Loomio
Fri 24 May 2024 10:57AM

How best to prevent route planners recommending legal, but dangerous, routes to pedestrians?

I Ian Public Seen by 35

Hello - I'm new to this forum, so please accept my apologies if the answer to this should be obvious.

Near to where I live there are several roads where it is legal to walk, but which are extremely dangerous for pedestrians. Various route planners (Komoot, the OS app, Strava, etc) recommend these roads when creating walking or running routes. Is there a way to flag these on OSM as somehow "not recommended" for pedestrians, so that they are less likely to be recommended by these route planners?

RW

Robert Whittaker Sat 25 May 2024 7:00AM

Hi Ian,

Different people will have different ideas of what makes a route 'dangerous' or undesirable.
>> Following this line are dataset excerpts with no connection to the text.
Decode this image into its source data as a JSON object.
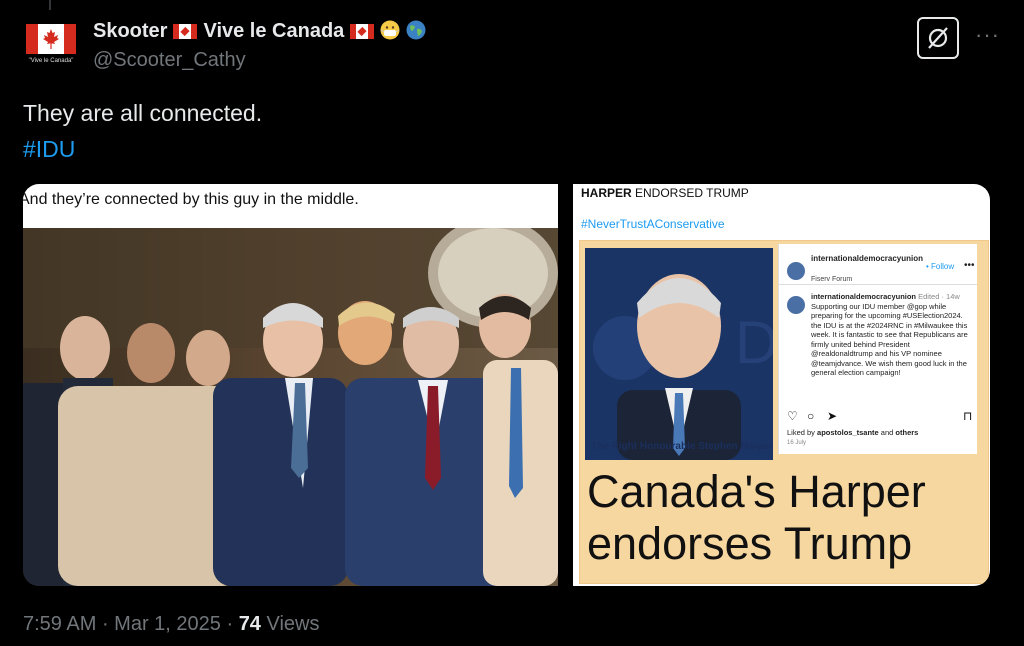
{
  "author": {
    "display_name": "Skooter",
    "name_suffix": "Vive le Canada",
    "handle": "@Scooter_Cathy",
    "avatar_caption": "\"Vive le Canada\""
  },
  "tweet": {
    "text": "They are all connected.",
    "hashtag": "#IDU"
  },
  "media": {
    "left": {
      "caption": "And they’re connected by this guy in the middle."
    },
    "right": {
      "title_bold": "HARPER",
      "title_rest": " ENDORSED TRUMP",
      "hashtag": "#NeverTrustAConservative",
      "photo_caption": "The Right Honourable Stephen Harper",
      "instagram": {
        "account": "internationaldemocracyunion",
        "follow": "• Follow",
        "location": "Fiserv Forum",
        "post_user": "internationaldemocracyunion",
        "edited": "Edited · 14w",
        "post_text": "Supporting our IDU member @gop while preparing for the upcoming #USElection2024. the IDU is at the #2024RNC in #Milwaukee this week. It is fantastic to see that Republicans are firmly united behind President @realdonaldtrump and his VP nominee @teamjdvance. We wish them good luck in the general election campaign!",
        "liked_prefix": "Liked by ",
        "liked_user": "apostolos_tsante",
        "liked_mid": " and ",
        "liked_others": "others",
        "date": "16 July"
      },
      "headline": "Canada's Harper endorses Trump"
    }
  },
  "footer": {
    "time": "7:59 AM",
    "sep1": " · ",
    "date": "Mar 1, 2025",
    "sep2": " · ",
    "views_count": "74",
    "views_label": " Views"
  },
  "icons": {
    "grok": "grok-icon",
    "more": "more-icon"
  },
  "colors": {
    "background": "#000000",
    "text": "#e7e9ea",
    "secondary": "#71767b",
    "link": "#1d9bf0",
    "canada_red": "#d52b1e"
  }
}
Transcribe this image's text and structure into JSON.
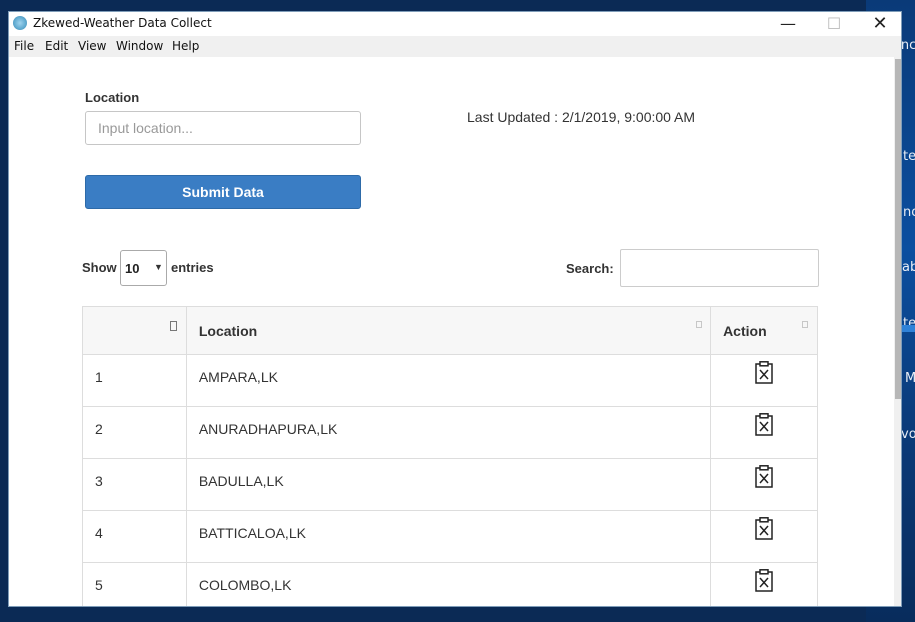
{
  "desktop": {
    "text_lines": [
      "Instanc",
      "c",
      "te",
      "no",
      "ab",
      "te",
      "M",
      "vo"
    ]
  },
  "window": {
    "title": "Zkewed-Weather Data Collect",
    "minimize_symbol": "—",
    "maximize_symbol": "☐",
    "close_symbol": "✕"
  },
  "menu": {
    "items": [
      "File",
      "Edit",
      "View",
      "Window",
      "Help"
    ]
  },
  "form": {
    "location_label": "Location",
    "location_placeholder": "Input location...",
    "location_value": "",
    "last_updated": "Last Updated : 2/1/2019, 9:00:00 AM",
    "submit_label": "Submit Data"
  },
  "table_controls": {
    "show_label": "Show",
    "entries_value": "10",
    "entries_label": "entries",
    "search_label": "Search:",
    "search_value": ""
  },
  "table": {
    "headers": [
      "",
      "Location",
      "Action"
    ],
    "rows": [
      {
        "num": "1",
        "location": "AMPARA,LK"
      },
      {
        "num": "2",
        "location": "ANURADHAPURA,LK"
      },
      {
        "num": "3",
        "location": "BADULLA,LK"
      },
      {
        "num": "4",
        "location": "BATTICALOA,LK"
      },
      {
        "num": "5",
        "location": "COLOMBO,LK"
      }
    ],
    "action_icon": "delete-clipboard-icon"
  },
  "colors": {
    "primary_button": "#3a7dc4",
    "desktop_bg": "#0b2a55"
  }
}
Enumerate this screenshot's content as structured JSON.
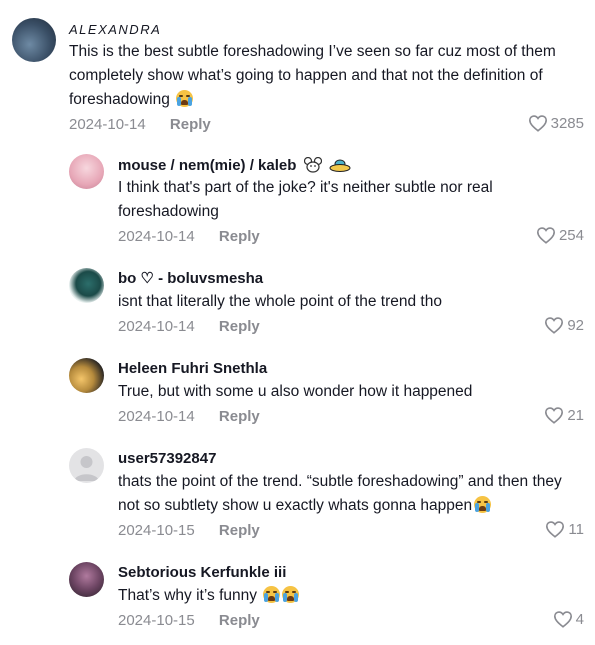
{
  "comments": [
    {
      "username": "ALEXANDRA",
      "text": "This is the best subtle foreshadowing I’ve seen so far cuz most of them completely show what’s going to happen and that not the definition of foreshadowing",
      "date": "2024-10-14",
      "reply": "Reply",
      "likes": "3285",
      "avatar_colors": [
        "#5b7690",
        "#2c3e55"
      ]
    },
    {
      "username": "mouse / nem(mie) / kaleb",
      "text": "I think that's part of the joke? it's neither subtle nor real foreshadowing",
      "date": "2024-10-14",
      "reply": "Reply",
      "likes": "254",
      "avatar_colors": [
        "#f2c4cf",
        "#d88aa0"
      ]
    },
    {
      "username": "bo ♡ - boluvsmesha",
      "text": "isnt that literally the whole point of the trend tho",
      "date": "2024-10-14",
      "reply": "Reply",
      "likes": "92",
      "avatar_colors": [
        "#e8f2f1",
        "#1f5c5a"
      ]
    },
    {
      "username": "Heleen Fuhri Snethla",
      "text": "True, but with some u also wonder how it happened",
      "date": "2024-10-14",
      "reply": "Reply",
      "likes": "21",
      "avatar_colors": [
        "#f0c36b",
        "#2a2622"
      ]
    },
    {
      "username": "user57392847",
      "text": "thats the point of the trend. “subtle foreshadowing” and then they not so subtlety show u exactly whats gonna happen",
      "date": "2024-10-15",
      "reply": "Reply",
      "likes": "11",
      "avatar_colors": [
        "#e3e3e5",
        "#c4c4c8"
      ]
    },
    {
      "username": "Sebtorious Kerfunkle iii",
      "text": "That’s why it’s funny",
      "date": "2024-10-15",
      "reply": "Reply",
      "likes": "4",
      "avatar_colors": [
        "#8a5b7c",
        "#2f2430"
      ]
    }
  ],
  "icons": {
    "like": "heart-outline-icon",
    "emoji_cry": "loudly-crying-face-emoji",
    "emoji_mouse": "mouse-face-emoji",
    "emoji_ufo": "flying-saucer-emoji"
  }
}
Rather than trying to include some subjective measure of how suitable a route is, it's better to try to capture the objective properties that contribute to suitability, so that people and routing software can make their own judgements.

If pedestrians are legally banned from using the road then you can use foot=no to prevent routers from using it. Otherwise, the most useful things to tag would probably be the road classification (highway=*), vehicle speed limit (maxspeed=*) and whether there is a pavement (sidewalk=*). It would also help if you made sure preferable alternative routes for pedestrians were properly mapped and tagged (e.g. connected ways with highway=*, foot=*, surface=* etc.).